Yeah, accountability and moral hazard for all

"So the key question from Main Street is: where is the accountability?
If the average American fails miserably in a business or professional
enterprise, there are consequences, e.g., firing or bankruptcy. Up to
today, it appeared that those traditional hallmarks of failure did not
apply to Wall Street or those who were responsible for regulating Wall
Street. "



CB

Accountability, at Long Last

http://roomfordebate.blogs.nytimes.com/2010/04/16/what-goldmans-conduct-reveals/#more-35941

 Michael Greenberger is a professor at the University of Maryland
School of Law and a former director of trading and markets at the
Commodity Futures Trading Commission.


If Sept. 15, 2008, the day Lehman Brothers was allowed to fail, marks
the Pearl Harbor or widely acknowledged onset of the present Great
Recession (in Franklin Roosevelt’s words “a date which shall live in
infamy”), April 16, 2010 may be deemed the equivalent of the U.S.
victory in the crucial Battle of Midway in 1942 or the day the U.S.
neutralized the Japanese fleet.

If the fall of Lehman was Pearl Harbor, the S.E.C.’s case against
Goldman may be the Battle of Midway — a crucial victory.
On April 16, 2010, the S.E.C. announced its enforcement action against
Goldman Sachs alleging the improper marketing of what the S.E.C.
alleges was the sale of two evenly matched, but highly conflicting,
investments: essentially bets for and against the proposition that
subprime (non-creditworthy) mortgage borrowers would pay back their
loans. Goldman is alleged to have profited substantially from those
who bet against subprime repayment while aggressively marketing to its
other customers bets in favor of repayment.

Let’s be clear. Goldman Sachs vigorously denies the S.E.C.’s
allegations, and doubtless it will fight the action with the utmost
vigor. It is certainly entitled to do so.


However, what makes the S.E.C. enforcement action a landmark is that
it responds to a widely held desire on the part of the American
taxpayer: accountability.

The underpinnings of that desire is that the present crisis, including
high unemployment and devastating economic insecurity accompanied by
skyrocketing deficits, was not caused by the average American.
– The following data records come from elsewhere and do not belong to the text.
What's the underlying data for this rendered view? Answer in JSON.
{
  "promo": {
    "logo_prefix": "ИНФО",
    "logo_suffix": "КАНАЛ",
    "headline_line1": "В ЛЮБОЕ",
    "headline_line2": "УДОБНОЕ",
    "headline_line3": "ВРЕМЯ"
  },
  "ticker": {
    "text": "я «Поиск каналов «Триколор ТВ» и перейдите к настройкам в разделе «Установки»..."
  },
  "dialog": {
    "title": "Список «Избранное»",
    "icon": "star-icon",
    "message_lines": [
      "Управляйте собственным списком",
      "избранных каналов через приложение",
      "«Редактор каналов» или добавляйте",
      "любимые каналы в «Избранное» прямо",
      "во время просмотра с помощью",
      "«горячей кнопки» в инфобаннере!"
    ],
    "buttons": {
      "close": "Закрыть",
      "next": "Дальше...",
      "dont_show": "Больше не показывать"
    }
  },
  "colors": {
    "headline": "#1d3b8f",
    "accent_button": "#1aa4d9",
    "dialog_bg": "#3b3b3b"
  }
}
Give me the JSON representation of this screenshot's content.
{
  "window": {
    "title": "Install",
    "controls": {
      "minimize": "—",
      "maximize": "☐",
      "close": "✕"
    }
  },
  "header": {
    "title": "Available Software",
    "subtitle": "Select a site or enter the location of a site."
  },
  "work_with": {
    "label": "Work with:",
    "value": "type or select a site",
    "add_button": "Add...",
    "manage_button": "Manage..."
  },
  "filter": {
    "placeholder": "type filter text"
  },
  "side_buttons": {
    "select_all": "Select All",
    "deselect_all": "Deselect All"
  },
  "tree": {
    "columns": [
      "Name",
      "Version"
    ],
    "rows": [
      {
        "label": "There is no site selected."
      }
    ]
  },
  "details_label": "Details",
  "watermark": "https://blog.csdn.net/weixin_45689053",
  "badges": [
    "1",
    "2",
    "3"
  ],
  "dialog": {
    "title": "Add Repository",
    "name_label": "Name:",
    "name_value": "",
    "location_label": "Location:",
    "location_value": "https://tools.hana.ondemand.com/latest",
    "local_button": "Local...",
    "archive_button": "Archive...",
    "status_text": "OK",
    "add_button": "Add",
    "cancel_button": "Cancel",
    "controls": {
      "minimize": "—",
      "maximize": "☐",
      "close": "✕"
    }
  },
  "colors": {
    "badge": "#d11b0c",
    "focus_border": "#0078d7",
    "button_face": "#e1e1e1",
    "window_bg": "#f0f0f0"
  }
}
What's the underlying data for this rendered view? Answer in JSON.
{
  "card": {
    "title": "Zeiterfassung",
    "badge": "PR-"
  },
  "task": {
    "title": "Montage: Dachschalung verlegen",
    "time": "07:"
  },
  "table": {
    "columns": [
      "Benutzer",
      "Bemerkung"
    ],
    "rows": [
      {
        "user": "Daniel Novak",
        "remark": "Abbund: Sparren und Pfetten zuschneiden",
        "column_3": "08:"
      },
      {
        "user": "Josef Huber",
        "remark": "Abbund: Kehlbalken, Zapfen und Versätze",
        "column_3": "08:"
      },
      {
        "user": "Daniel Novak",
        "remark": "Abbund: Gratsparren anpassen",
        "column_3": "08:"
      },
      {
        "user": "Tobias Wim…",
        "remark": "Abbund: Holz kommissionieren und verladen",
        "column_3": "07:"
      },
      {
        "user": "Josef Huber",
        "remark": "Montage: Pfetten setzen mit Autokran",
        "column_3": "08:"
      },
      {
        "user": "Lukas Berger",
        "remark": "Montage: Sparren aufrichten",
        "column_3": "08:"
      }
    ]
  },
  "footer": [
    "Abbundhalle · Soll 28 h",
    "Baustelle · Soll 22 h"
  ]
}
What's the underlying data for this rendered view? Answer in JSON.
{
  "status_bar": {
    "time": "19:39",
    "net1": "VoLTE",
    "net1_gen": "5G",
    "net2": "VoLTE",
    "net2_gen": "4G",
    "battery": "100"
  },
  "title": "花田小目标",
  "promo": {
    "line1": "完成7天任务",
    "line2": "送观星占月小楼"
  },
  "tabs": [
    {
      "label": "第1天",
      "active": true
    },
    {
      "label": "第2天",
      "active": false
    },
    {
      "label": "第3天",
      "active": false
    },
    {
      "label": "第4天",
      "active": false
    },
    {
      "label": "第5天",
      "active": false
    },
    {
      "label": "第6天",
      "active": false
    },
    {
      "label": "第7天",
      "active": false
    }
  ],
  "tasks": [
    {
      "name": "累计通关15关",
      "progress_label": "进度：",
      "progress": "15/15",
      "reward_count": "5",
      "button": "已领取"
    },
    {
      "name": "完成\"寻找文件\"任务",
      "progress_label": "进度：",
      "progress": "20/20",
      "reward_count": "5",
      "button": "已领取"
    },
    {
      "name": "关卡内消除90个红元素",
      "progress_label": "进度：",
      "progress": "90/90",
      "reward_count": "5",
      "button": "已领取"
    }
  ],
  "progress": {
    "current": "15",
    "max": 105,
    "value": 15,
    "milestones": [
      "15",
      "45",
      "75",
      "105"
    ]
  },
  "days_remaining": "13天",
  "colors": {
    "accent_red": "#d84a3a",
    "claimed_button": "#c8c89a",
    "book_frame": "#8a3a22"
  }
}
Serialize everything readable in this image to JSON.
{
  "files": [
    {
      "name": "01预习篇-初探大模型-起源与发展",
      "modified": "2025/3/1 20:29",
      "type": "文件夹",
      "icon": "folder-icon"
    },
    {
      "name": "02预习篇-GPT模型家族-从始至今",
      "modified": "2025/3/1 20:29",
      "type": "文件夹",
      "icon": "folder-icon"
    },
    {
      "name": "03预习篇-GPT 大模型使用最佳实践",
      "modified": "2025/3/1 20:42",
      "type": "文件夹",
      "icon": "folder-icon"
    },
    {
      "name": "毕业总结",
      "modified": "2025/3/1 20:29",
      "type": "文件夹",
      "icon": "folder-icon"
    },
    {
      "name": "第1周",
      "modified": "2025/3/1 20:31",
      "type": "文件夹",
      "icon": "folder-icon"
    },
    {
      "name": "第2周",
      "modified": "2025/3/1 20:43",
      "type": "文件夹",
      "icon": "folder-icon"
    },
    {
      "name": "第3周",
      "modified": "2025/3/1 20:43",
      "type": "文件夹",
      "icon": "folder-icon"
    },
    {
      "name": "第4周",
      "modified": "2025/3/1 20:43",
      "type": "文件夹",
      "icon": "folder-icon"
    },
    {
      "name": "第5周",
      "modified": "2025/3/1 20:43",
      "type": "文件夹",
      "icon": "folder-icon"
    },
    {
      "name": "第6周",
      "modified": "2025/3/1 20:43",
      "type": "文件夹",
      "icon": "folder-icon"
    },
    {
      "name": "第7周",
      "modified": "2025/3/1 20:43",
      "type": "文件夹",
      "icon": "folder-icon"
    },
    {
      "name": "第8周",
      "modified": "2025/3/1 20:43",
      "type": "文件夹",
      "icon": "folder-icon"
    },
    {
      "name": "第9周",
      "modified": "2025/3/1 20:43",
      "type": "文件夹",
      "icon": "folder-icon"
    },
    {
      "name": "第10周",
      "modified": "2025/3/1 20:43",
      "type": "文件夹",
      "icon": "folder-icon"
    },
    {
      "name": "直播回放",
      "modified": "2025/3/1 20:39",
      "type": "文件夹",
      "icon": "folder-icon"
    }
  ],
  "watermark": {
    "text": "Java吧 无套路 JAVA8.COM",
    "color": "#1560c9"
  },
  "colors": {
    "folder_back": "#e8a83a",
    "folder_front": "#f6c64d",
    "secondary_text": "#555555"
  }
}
But, it
is the average American who has had to foot the bill for restoring the
economy.

What is especially aggravating is that those who unmistakably did
cause the crisis, i.e., the “pillars of Wall Street,” are now stronger
and more profitable than ever before. And the impression is that Wall
Street has returned to “business as usual,” once again using the same
investment strategies that brought on the fall 2008 deluge.

The case against Goldman shows that savvy insiders knew the financial
crisis was coming, and profited from it.
So the key question from Main Street is: where is the accountability?
If the average American fails miserably in a business or professional
enterprise, there are consequences, e.g., firing or bankruptcy. Up to
today, it appeared that those traditional hallmarks of failure did not
apply to Wall Street or those who were responsible for regulating Wall
Street.

Just last week, Alan Greenspan, the former Fed chairman, and Robert
Rubin, the former Treasury Secretary and Citigroup officer, said they
were not to blame for the meltdown even though both prevented
regulation of the kind of bets Goldman Sachs is now accused of
misusing.

More galling is the constant refrain from both Wall Street C.E.O.s and
former regulators that no one could have predicted the crisis.
However, the S.E.C. allegations are premised on the fact that hedge
funds and Goldman Sachs itself were so convinced of cataclysmic
failure that they were looking for investment vehicles that would
profit each time a homeowner defaulted on his or her mortgage.

In other words, there were competent and smart people making billions
because they could foresee the obvious: people with poor credit would
not be able to repay their home loans.

In short, it was not that no one knew. Savvy insiders knew.

We do not know the success of the S.E.C.s actions today. But, if
successful, you can be sure that this will be the beginning of what
those average Americans suffering during this Great Recession are
desperately seeking: accountability.

As Winston Churchill said after early Allied victories in World War
II: “This is not the end or even the beginning of the end; but it is
the end of the beginning.” We may now be at the beginning of rewarding
competence and sanctioning ineptness or worse.